This article gives a great overview of what aggregation looks like to the everyday business person – and shares some ideas about where Amazon FBA aggregators are going next. Here’s a hint: It sounds like multichannel businesses will be the name of the game before you know it!

  • Amazon’s size has spawned a sub-economy of aggregators that buy its biggest sellers.
  • These Amazon rollups have raised $5.7 billion in the US and Europe in the first 11 months of 2021.
  • Investors wanting to get into the sector are paying up to 30x earnings, sources say.

    Next time you make a purchase from Amazon from a seemingly independent seller, you may not be buying products from a man with a shed, but a new type of 21st-century conglomerate.

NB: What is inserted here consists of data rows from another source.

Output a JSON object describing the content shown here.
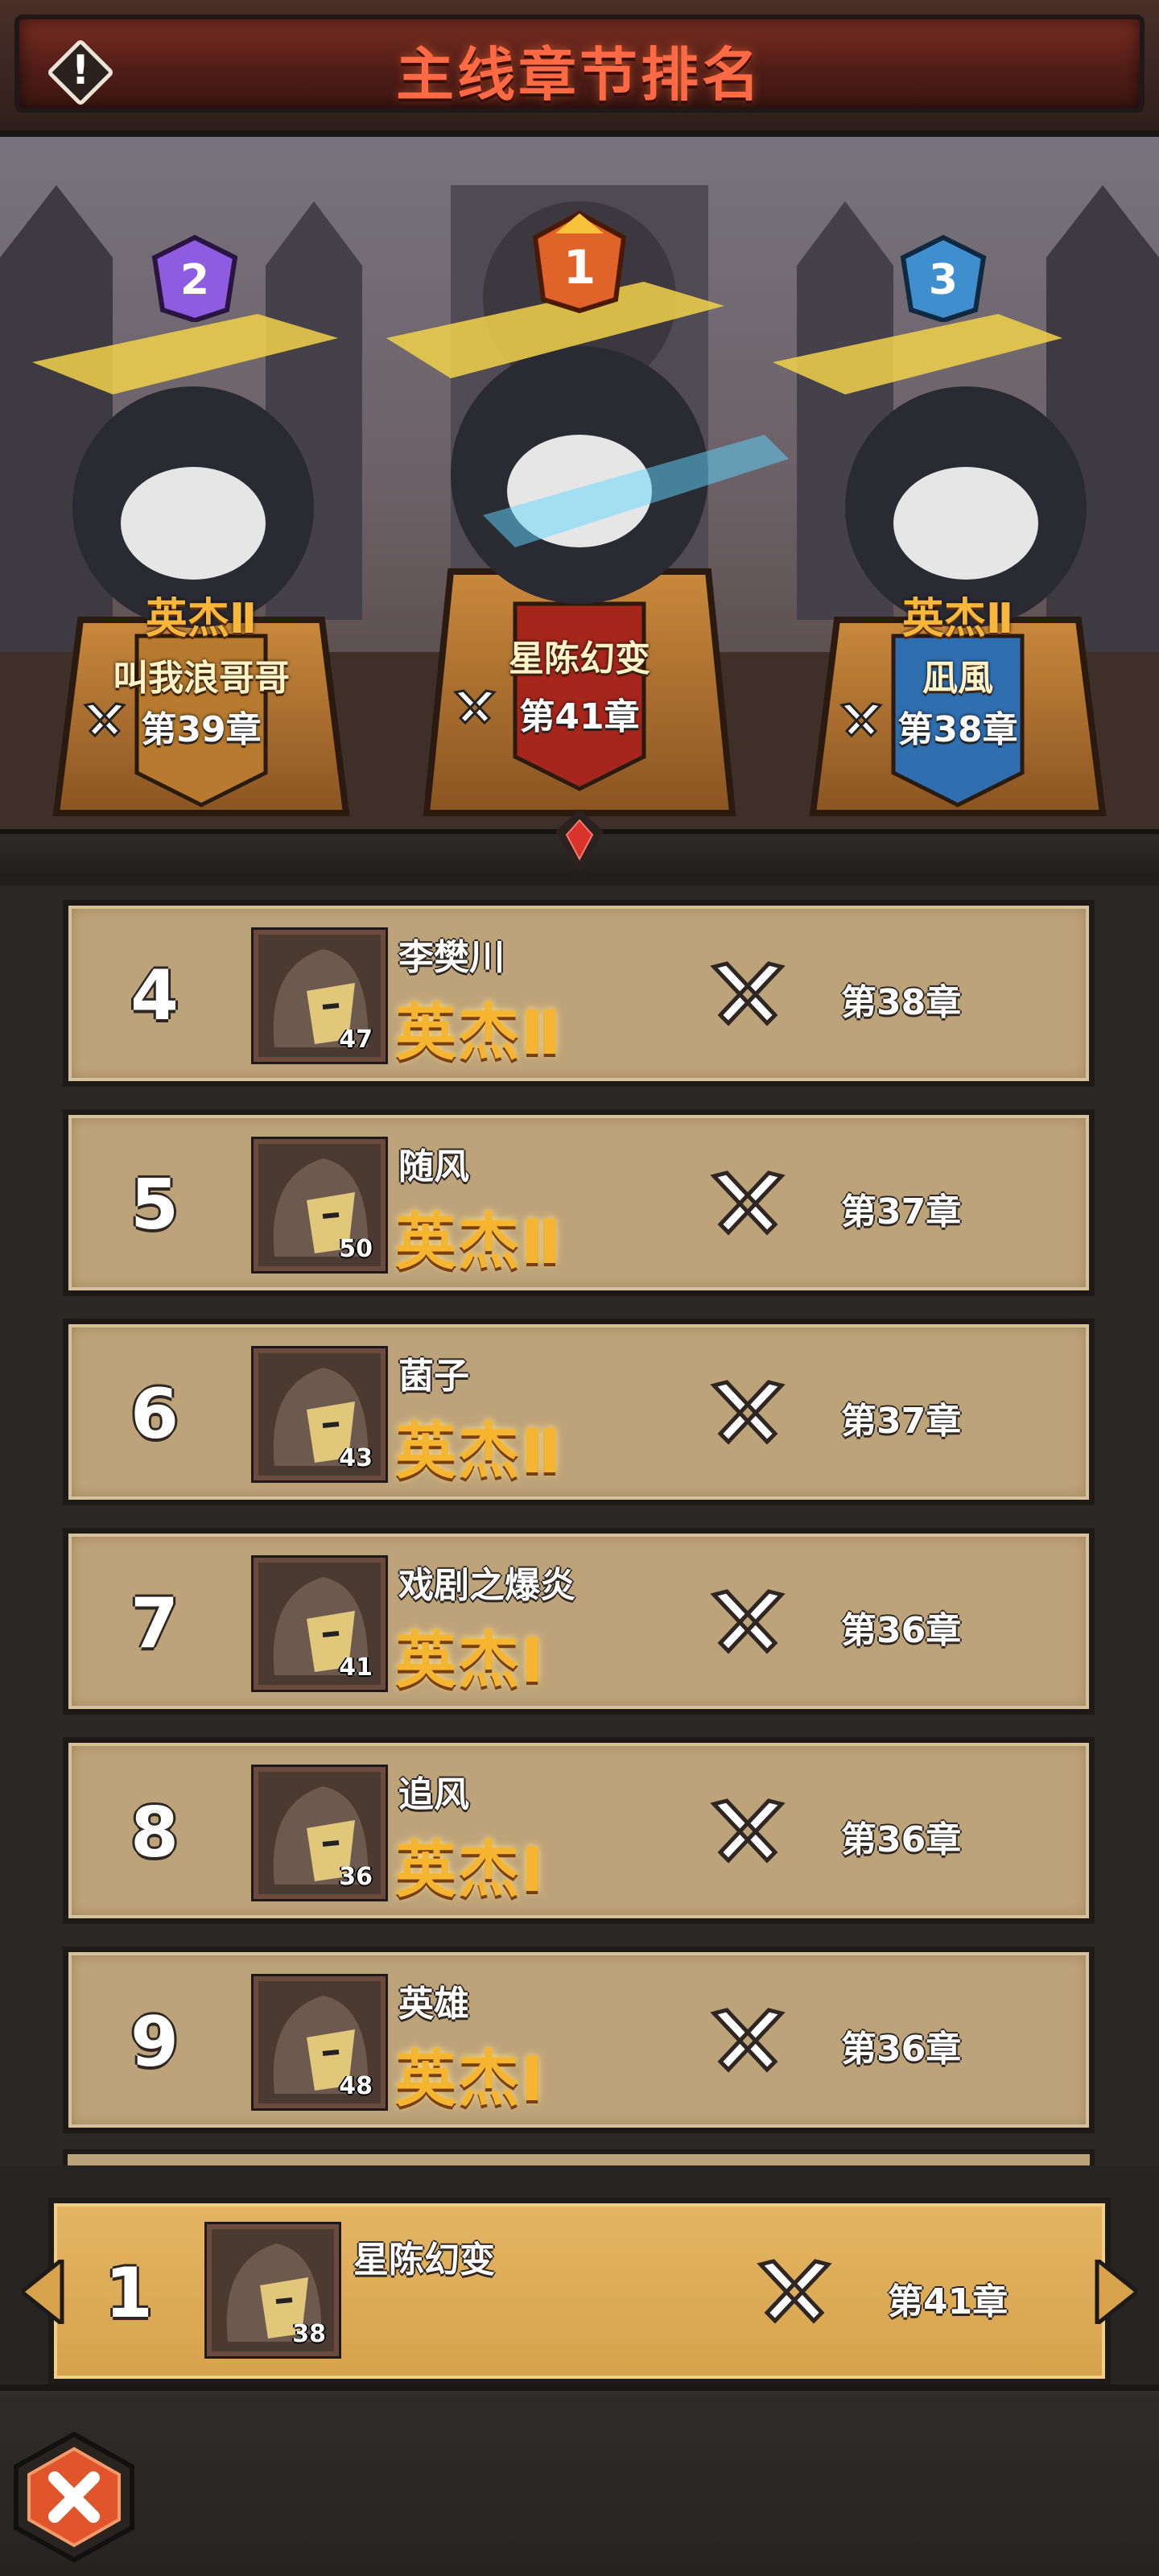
{
  "header": {
    "title": "主线章节排名",
    "info_icon": "exclamation-icon"
  },
  "podium": [
    {
      "rank": "2",
      "honor": "英杰Ⅱ",
      "name": "叫我浪哥哥",
      "chapter": "第39章",
      "badge_color": "#8d5ce0"
    },
    {
      "rank": "1",
      "honor": "",
      "name": "星陈幻变",
      "chapter": "第41章",
      "badge_color": "#e0642a"
    },
    {
      "rank": "3",
      "honor": "英杰Ⅱ",
      "name": "凪風",
      "chapter": "第38章",
      "badge_color": "#3f8fcf"
    }
  ],
  "rows": [
    {
      "rank": "4",
      "name": "李樊川",
      "level": "47",
      "honor": "英杰Ⅱ",
      "chapter": "第38章"
    },
    {
      "rank": "5",
      "name": "随风",
      "level": "50",
      "honor": "英杰Ⅱ",
      "chapter": "第37章"
    },
    {
      "rank": "6",
      "name": "菌子",
      "level": "43",
      "honor": "英杰Ⅱ",
      "chapter": "第37章"
    },
    {
      "rank": "7",
      "name": "戏剧之爆炎",
      "level": "41",
      "honor": "英杰Ⅰ",
      "chapter": "第36章"
    },
    {
      "rank": "8",
      "name": "追风",
      "level": "36",
      "honor": "英杰Ⅰ",
      "chapter": "第36章"
    },
    {
      "rank": "9",
      "name": "英雄",
      "level": "48",
      "honor": "英杰Ⅰ",
      "chapter": "第36章"
    }
  ],
  "my_rank": {
    "rank": "1",
    "name": "星陈幻变",
    "level": "38",
    "chapter": "第41章"
  },
  "footer": {
    "close_icon": "close-icon"
  },
  "colors": {
    "honor_gold": "#f5b531",
    "row_bg": "#bda379",
    "my_rank_bg": "#e3b664",
    "title_red": "#ff6a44"
  }
}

    Buy a weighted blanket from Slaapkalm or a Moroccan lantern from Gadgy, and you’ve really bought from well-funded Dutch company Dwarfs without knowing it.

    Dwarfs, Heroes, Accel Club, Olsam, and Factory14 in Europe, and category-leader Thrasio and Perch in the US are “Amazon aggregators”, a new type of business attracting billions in investment.

    Their game plan is to acquire the most successful third-party brands that rely on Amazon infrastructure to store, process, and ship out their products, a service known as Fulfilled by Amazon (FBA).

    These independent brands are then managed under a single parent company — not unlike Unilever or P&G — which helps them scale up and yield bigger profits over time.

    The mushroom-like growth of aggregators is indicative of how Amazon has been able to spawn entirely new industries. The retail giant recorded $332 billion in net revenue for the first nine months of 2021, up 28% year on year. Revenue from third-party sellers listing and using its warehouses, which is where aggregators sit, was up 38% to $73 billion.

    “Amazon is no longer a marketplace, Amazon has become the market,” Heroes cofounder Riccardo Bruni previously told Insider.